Gerontological Advanced Practice Nurses Association: https://www.gapna.org/
The Gerontological Advanced Practice Nurses Association works to advocate quality care for older adults; promote professional development; provide continuing gerontological education; enhance communication and professional collaboration among healthcare providers; and educate consumers regarding issues of aging.
Hartford Institute for Geriatric Nursing: http://hartfordign.org/
The Hartford Institute for Geriatric Nursing works to shape the quality of health care for older Americans by promoting geriatric nursing excellence to the nursing profession and to the larger health care community. Their web site contains resources and links to all products developed by the Institute in the areas of Education, Practice, Research, and Policy.
Social Work Leadership Institute: http://www.bu.edu/igsw/
The Social Work Leadership Institute is working to train and grow the national workforce of social workers who specialize in aging and to improve long-term, community-based care for older adults through advocacy, education and training, leadership development, and research.
Senior Citizens’ Resources: http://www.usa.gov/Topics/Seniors.shtml
Official information and services from the U.S. government
Academy Health: http://www.academyhealth.org/
Academy Health works to improve the knowledge base of health care decision-making by supporting the professional development of those who conduct and use health services research, advocating for the tools and funding necessary to do this important work, and helping to translate HSR findings into policy and practice.
Alliance for Aging Research: http://www.agingresearch.org/
The Alliance for Aging Research is the nation’s leading citizen advocacy organization for improving the health and independence of Americans as they age.
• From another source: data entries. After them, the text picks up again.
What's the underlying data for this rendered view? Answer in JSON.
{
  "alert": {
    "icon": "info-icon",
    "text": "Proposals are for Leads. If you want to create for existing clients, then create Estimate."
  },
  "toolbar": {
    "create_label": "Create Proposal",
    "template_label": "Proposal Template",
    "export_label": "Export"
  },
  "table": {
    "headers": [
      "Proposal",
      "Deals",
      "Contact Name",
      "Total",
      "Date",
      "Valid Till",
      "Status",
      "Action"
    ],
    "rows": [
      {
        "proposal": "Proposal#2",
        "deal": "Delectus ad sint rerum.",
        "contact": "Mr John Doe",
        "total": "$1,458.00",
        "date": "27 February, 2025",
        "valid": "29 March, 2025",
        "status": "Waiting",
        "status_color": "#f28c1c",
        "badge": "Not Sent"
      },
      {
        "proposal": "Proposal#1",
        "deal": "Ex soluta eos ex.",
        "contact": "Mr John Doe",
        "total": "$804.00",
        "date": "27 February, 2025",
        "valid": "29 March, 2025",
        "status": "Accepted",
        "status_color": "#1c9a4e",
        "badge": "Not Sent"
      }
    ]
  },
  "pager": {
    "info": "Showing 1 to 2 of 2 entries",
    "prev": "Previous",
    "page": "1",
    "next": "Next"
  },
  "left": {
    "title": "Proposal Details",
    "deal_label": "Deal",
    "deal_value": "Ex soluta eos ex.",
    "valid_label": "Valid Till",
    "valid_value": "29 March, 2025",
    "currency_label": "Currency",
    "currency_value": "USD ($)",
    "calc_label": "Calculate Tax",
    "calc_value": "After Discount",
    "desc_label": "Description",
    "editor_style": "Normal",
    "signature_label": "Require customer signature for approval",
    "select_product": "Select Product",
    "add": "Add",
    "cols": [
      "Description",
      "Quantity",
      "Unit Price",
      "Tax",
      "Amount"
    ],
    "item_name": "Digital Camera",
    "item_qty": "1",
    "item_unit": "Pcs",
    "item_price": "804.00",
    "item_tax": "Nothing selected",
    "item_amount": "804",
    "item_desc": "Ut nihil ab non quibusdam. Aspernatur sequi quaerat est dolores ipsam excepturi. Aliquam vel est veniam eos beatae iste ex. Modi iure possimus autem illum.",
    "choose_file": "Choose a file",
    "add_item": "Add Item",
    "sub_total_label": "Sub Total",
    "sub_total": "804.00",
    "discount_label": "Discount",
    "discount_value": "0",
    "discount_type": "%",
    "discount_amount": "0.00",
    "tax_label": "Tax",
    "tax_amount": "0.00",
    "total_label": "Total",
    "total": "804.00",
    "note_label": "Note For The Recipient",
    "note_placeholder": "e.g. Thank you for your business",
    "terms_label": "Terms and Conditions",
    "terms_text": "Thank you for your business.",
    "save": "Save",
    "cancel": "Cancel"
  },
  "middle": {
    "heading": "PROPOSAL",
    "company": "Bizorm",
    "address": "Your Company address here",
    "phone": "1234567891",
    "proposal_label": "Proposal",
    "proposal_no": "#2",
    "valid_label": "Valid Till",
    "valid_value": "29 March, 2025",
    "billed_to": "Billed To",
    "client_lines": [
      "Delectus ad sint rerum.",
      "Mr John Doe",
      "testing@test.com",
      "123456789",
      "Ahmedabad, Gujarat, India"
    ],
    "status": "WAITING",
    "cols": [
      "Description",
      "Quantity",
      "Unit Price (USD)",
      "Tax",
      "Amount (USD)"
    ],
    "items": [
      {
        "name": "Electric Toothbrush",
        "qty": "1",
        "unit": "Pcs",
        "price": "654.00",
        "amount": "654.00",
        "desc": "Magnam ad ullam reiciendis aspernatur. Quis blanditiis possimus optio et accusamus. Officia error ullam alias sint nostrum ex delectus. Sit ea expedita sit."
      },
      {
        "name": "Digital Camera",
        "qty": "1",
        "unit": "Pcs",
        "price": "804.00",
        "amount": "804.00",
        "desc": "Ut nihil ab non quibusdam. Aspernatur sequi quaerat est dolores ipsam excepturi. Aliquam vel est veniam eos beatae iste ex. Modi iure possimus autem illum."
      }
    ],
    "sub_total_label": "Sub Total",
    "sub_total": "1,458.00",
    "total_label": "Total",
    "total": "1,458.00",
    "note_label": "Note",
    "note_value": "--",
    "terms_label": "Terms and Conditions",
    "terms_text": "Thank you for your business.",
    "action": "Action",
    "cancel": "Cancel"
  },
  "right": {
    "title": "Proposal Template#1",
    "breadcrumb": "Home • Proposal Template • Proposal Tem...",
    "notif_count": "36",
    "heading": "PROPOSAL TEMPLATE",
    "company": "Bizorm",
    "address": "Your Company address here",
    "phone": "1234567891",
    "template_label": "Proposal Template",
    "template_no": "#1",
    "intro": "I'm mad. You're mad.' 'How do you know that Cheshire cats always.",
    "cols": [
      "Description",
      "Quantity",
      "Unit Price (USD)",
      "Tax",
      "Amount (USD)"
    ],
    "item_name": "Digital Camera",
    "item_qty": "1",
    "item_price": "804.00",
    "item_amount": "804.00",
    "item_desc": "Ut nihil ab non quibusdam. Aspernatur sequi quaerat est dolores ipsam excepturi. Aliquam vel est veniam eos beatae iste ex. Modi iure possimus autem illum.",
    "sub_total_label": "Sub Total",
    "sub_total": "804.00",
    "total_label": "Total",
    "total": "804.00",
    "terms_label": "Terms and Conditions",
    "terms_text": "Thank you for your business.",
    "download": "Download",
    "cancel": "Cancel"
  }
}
AAR works to develop, implement and advocate programs in research, professional and consumer health education and public policy.
Center for Interdisciplinary Geriatric Research: http://depts.washington.edu/cigr/
The Center for Interdisciplinary Geriatric Research works to promote interdisciplinary collaboration of researchers in the development, testing, and dissemination of health-enhancing interventions for older adults.
American Federation for Aging Research: http://www.afar.org/
American Federation for Aging Research has supported the science of healthier aging and played a major role in providing and advancing knowledge of aging and mechanisms of age-related disease.
National Resource Center on Nutrition, Physical Activity & Aging:
The National Resource Center on Nutrition, Physical Activity & Aging aims to promote active healthy aging by working to reduce nutrition risk among older adults.
Institute on Aging Research Center:http://www.ioaging.org/professionals/clinical_studies_senior_health.html
The Institute on Aging Research Center links the research, clinical, and health service experts of the Institute on Aging and the University of California, San Francisco. Research studies at the Center focus on issues of importance to the health and well-being of elders, and seek to develop interventions that enhance independence and functional ability.